The country’s solid GDP growth of some 7 per cent in 2011 has far outpaced the faltering expansions in the USA and the EU. Second only to China as the emerging market destination of choice for the global PE, India has seen PE investments grow substantially last year. Moreover, the high GDP growth has proven to be a magnet for attracting capital for the Indian private equity. However, growth is not a given and investors should not get complacent about it, warns Dr Arvind Vermani, executive director (India), International Monetary Fund. In an exclusive video interaction, Vermani has pointed how India Inc got swayed away with 8-9 per cent growth numbers, thinking it’s a given and that any number (even 12 per cent) is achievable. “This is the wrong way to go,” he asserts. Vermani is of the view that the country’s growth potential is still 8-9 per cent and it could be achieved by “addressing the bottlenecks and not by ignoring those.”
Some of these bottlenecks are a result of high growth itself. “When you grow very fast, you don’t pay enough attention to solve the problems.
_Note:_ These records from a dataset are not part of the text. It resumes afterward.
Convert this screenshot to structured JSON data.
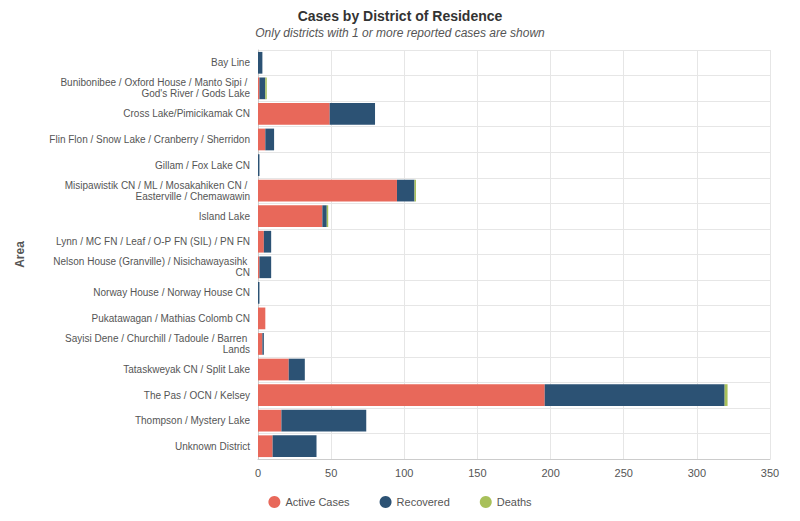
{
  "chart_data": {
    "type": "bar",
    "title": "Cases by District of Residence",
    "subtitle": "Only districts with 1 or more reported cases are shown",
    "y_label": "Area",
    "orientation": "horizontal",
    "stacked": true,
    "grid": true,
    "legend": "bottom",
    "categories": [
      "Bay Line",
      "Bunibonibee / Oxford House / Manto Sipi / God's River / Gods Lake",
      "Cross Lake/Pimicikamak CN",
      "Flin Flon / Snow Lake / Cranberry / Sherridon",
      "Gillam / Fox Lake CN",
      "Misipawistik CN / ML / Mosakahiken CN / Easterville / Chemawawin",
      "Island Lake",
      "Lynn / MC FN / Leaf / O-P FN (SIL) / PN FN",
      "Nelson House (Granville) / Nisichawayasihk CN",
      "Norway House / Norway House CN",
      "Pukatawagan / Mathias Colomb CN",
      "Sayisi Dene / Churchill / Tadoule / Barren Lands",
      "Tataskweyak CN / Split Lake",
      "The Pas / OCN / Kelsey",
      "Thompson / Mystery Lake",
      "Unknown District"
    ],
    "series": [
      {
        "name": "Active Cases",
        "color": "#e8685a",
        "values": [
          0,
          1,
          49,
          5,
          0,
          95,
          44,
          4,
          1,
          0,
          5,
          3,
          21,
          196,
          16,
          10
        ]
      },
      {
        "name": "Recovered",
        "color": "#2c5274",
        "values": [
          3,
          4,
          31,
          6,
          1,
          12,
          3,
          5,
          8,
          1,
          0,
          1,
          11,
          123,
          58,
          30
        ]
      },
      {
        "name": "Deaths",
        "color": "#a8c05a",
        "values": [
          0,
          1,
          0,
          0,
          0,
          1,
          1,
          0,
          0,
          0,
          0,
          0,
          0,
          2,
          0,
          0
        ]
      }
    ],
    "xlim": [
      0,
      350
    ],
    "xticks": [
      0,
      50,
      100,
      150,
      200,
      250,
      300,
      350
    ]
  }
}
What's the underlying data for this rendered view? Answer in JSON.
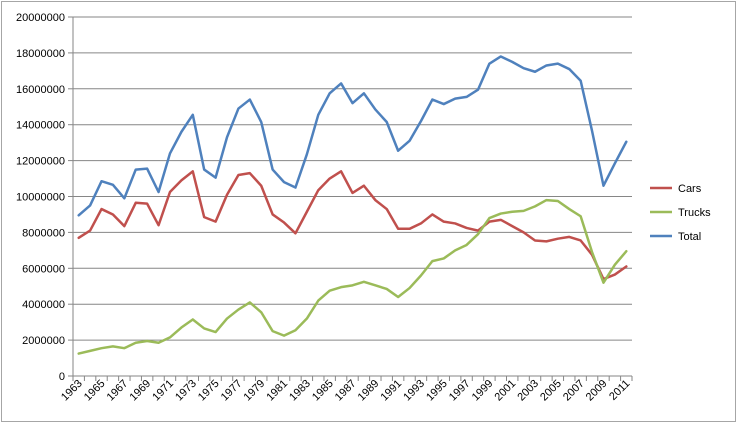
{
  "chart_data": {
    "type": "line",
    "title": "",
    "xlabel": "",
    "ylabel": "",
    "ylim": [
      0,
      20000000
    ],
    "yticks": [
      0,
      2000000,
      4000000,
      6000000,
      8000000,
      10000000,
      12000000,
      14000000,
      16000000,
      18000000,
      20000000
    ],
    "ytick_labels": [
      "0",
      "2000000",
      "4000000",
      "6000000",
      "8000000",
      "10000000",
      "12000000",
      "14000000",
      "16000000",
      "18000000",
      "20000000"
    ],
    "x": [
      1963,
      1964,
      1965,
      1966,
      1967,
      1968,
      1969,
      1970,
      1971,
      1972,
      1973,
      1974,
      1975,
      1976,
      1977,
      1978,
      1979,
      1980,
      1981,
      1982,
      1983,
      1984,
      1985,
      1986,
      1987,
      1988,
      1989,
      1990,
      1991,
      1992,
      1993,
      1994,
      1995,
      1996,
      1997,
      1998,
      1999,
      2000,
      2001,
      2002,
      2003,
      2004,
      2005,
      2006,
      2007,
      2008,
      2009,
      2010,
      2011
    ],
    "xtick_labels": [
      "1963",
      "1965",
      "1967",
      "1969",
      "1971",
      "1973",
      "1975",
      "1977",
      "1979",
      "1981",
      "1983",
      "1985",
      "1987",
      "1989",
      "1991",
      "1993",
      "1995",
      "1997",
      "1999",
      "2001",
      "2003",
      "2005",
      "2007",
      "2009",
      "2011"
    ],
    "grid": "horizontal",
    "legend_position": "right",
    "series": [
      {
        "name": "Cars",
        "color": "#c0504d",
        "values": [
          7700000,
          8100000,
          9300000,
          9000000,
          8350000,
          9650000,
          9600000,
          8400000,
          10250000,
          10900000,
          11400000,
          8850000,
          8600000,
          10100000,
          11200000,
          11300000,
          10600000,
          9000000,
          8550000,
          7950000,
          9150000,
          10350000,
          11000000,
          11400000,
          10200000,
          10600000,
          9800000,
          9300000,
          8200000,
          8200000,
          8500000,
          9000000,
          8600000,
          8500000,
          8250000,
          8100000,
          8600000,
          8700000,
          8350000,
          8000000,
          7550000,
          7500000,
          7650000,
          7750000,
          7550000,
          6750000,
          5400000,
          5650000,
          6100000
        ]
      },
      {
        "name": "Trucks",
        "color": "#9bbb59",
        "values": [
          1250000,
          1400000,
          1550000,
          1650000,
          1550000,
          1850000,
          1950000,
          1850000,
          2150000,
          2700000,
          3150000,
          2650000,
          2450000,
          3200000,
          3700000,
          4100000,
          3550000,
          2500000,
          2250000,
          2550000,
          3200000,
          4200000,
          4750000,
          4950000,
          5050000,
          5250000,
          5050000,
          4850000,
          4400000,
          4900000,
          5600000,
          6400000,
          6550000,
          7000000,
          7300000,
          7900000,
          8800000,
          9050000,
          9150000,
          9200000,
          9450000,
          9800000,
          9750000,
          9300000,
          8900000,
          6900000,
          5200000,
          6200000,
          6950000
        ]
      },
      {
        "name": "Total",
        "color": "#4f81bd",
        "values": [
          8950000,
          9500000,
          10850000,
          10650000,
          9900000,
          11500000,
          11550000,
          10250000,
          12400000,
          13600000,
          14550000,
          11500000,
          11050000,
          13300000,
          14900000,
          15400000,
          14150000,
          11500000,
          10800000,
          10500000,
          12350000,
          14550000,
          15750000,
          16300000,
          15200000,
          15750000,
          14850000,
          14150000,
          12550000,
          13100000,
          14200000,
          15400000,
          15150000,
          15450000,
          15550000,
          15950000,
          17400000,
          17800000,
          17500000,
          17150000,
          16950000,
          17300000,
          17400000,
          17100000,
          16450000,
          13650000,
          10600000,
          11850000,
          13050000
        ]
      }
    ]
  }
}
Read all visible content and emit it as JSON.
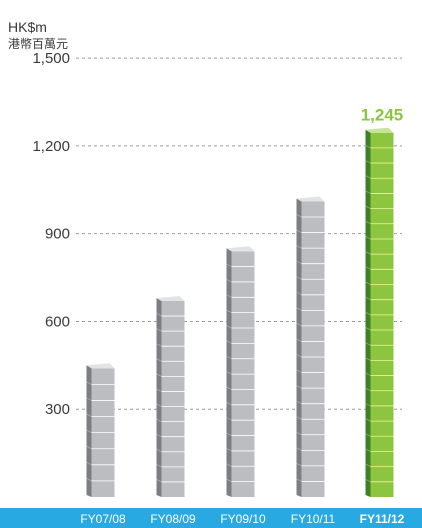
{
  "chart_data": {
    "type": "bar",
    "ylabel_lines": [
      "HK$m",
      "港幣百萬元"
    ],
    "categories": [
      "FY07/08",
      "FY08/09",
      "FY09/10",
      "FY10/11",
      "FY11/12"
    ],
    "values": [
      440,
      670,
      840,
      1010,
      1245
    ],
    "highlight_index": 4,
    "highlight_label": "1,245",
    "yticks": [
      300,
      600,
      900,
      1200,
      1500
    ],
    "ytick_labels": [
      "300",
      "600",
      "900",
      "1,200",
      "1,500"
    ],
    "ylim": [
      0,
      1500
    ],
    "grid": "dashed-horizontal",
    "colors": {
      "bar": "#bcbdc0",
      "bar_side": "#7d7e81",
      "bar_top": "#e2e3e5",
      "highlight": "#8cc63f",
      "highlight_side": "#3f7f2a",
      "highlight_top": "#c6e39a",
      "highlight_label": "#8cc63f",
      "axis_band": "#29a9e1",
      "grid": "#9a9a9a",
      "text": "#3a3a3a"
    }
  }
}
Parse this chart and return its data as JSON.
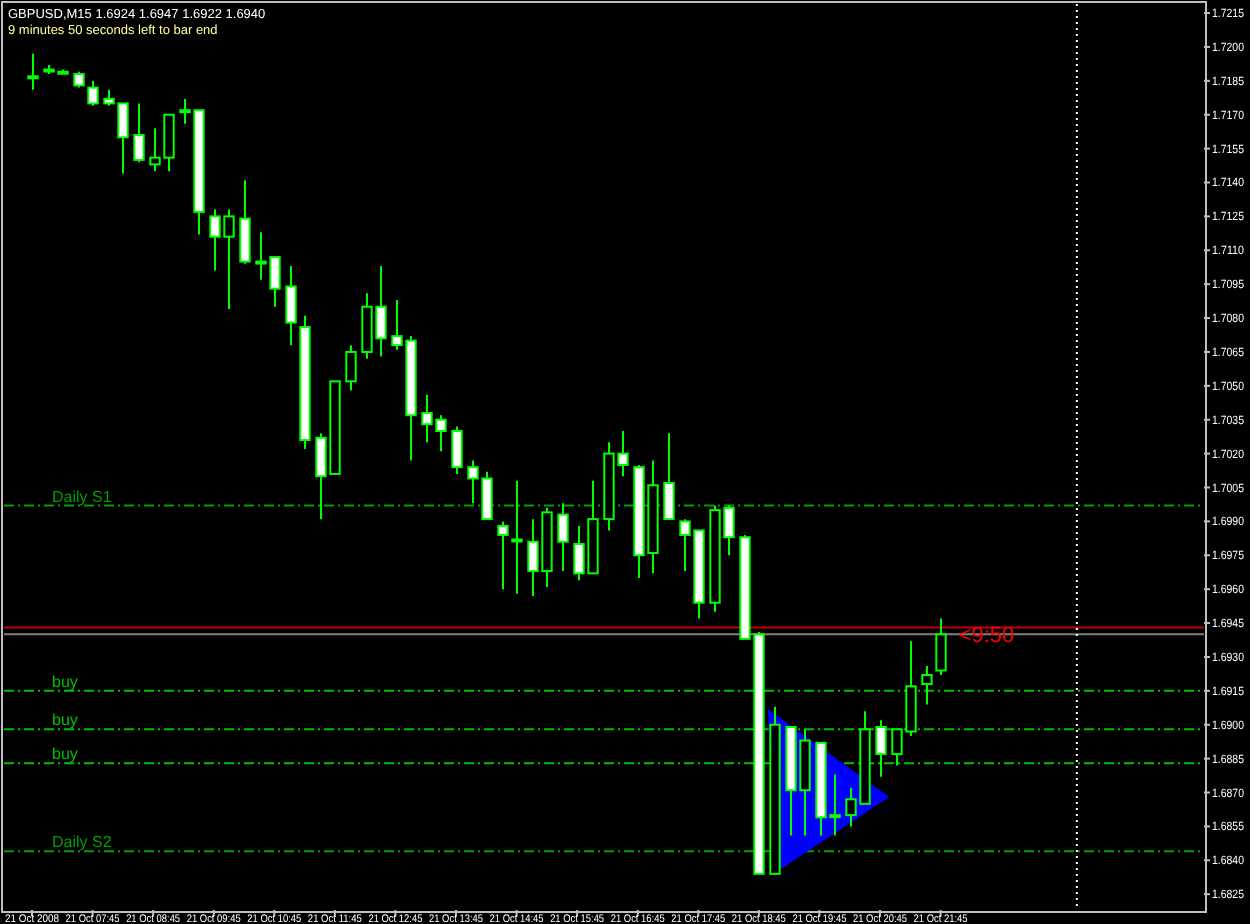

We were able to generate a higher level of investment. But fast-paced growth is creating new problems and unless we solve those, growth will again slow down,” says Vermani who specialises in the study of high growth economies. This is only true as high GDP growth has not really translated into high returns for investors as much as they have anticipated and there are also a host of structural issues – delays in implementation, enforceability of contracts, inefficient policy and lack of privatisation, which are the “low hanging fruits” and marring the growth.
China’s outperformance is another reason for Indian private equity woes. However, Vermani has cautioned the investors who compare India with China – for the right or the wrong reasons. “The fact that China is doing so well and people are making so much money is partly because it is three times the scale,” he explains. And he goes on to warn investors to take note of the difference between the average and the absolute. The Indian growth model is much more sustainable than the current Chinese model. “I have made a prediction that India’s rate of growth will be higher than that of China in the middle of this decade and I stand by it,” he concludes.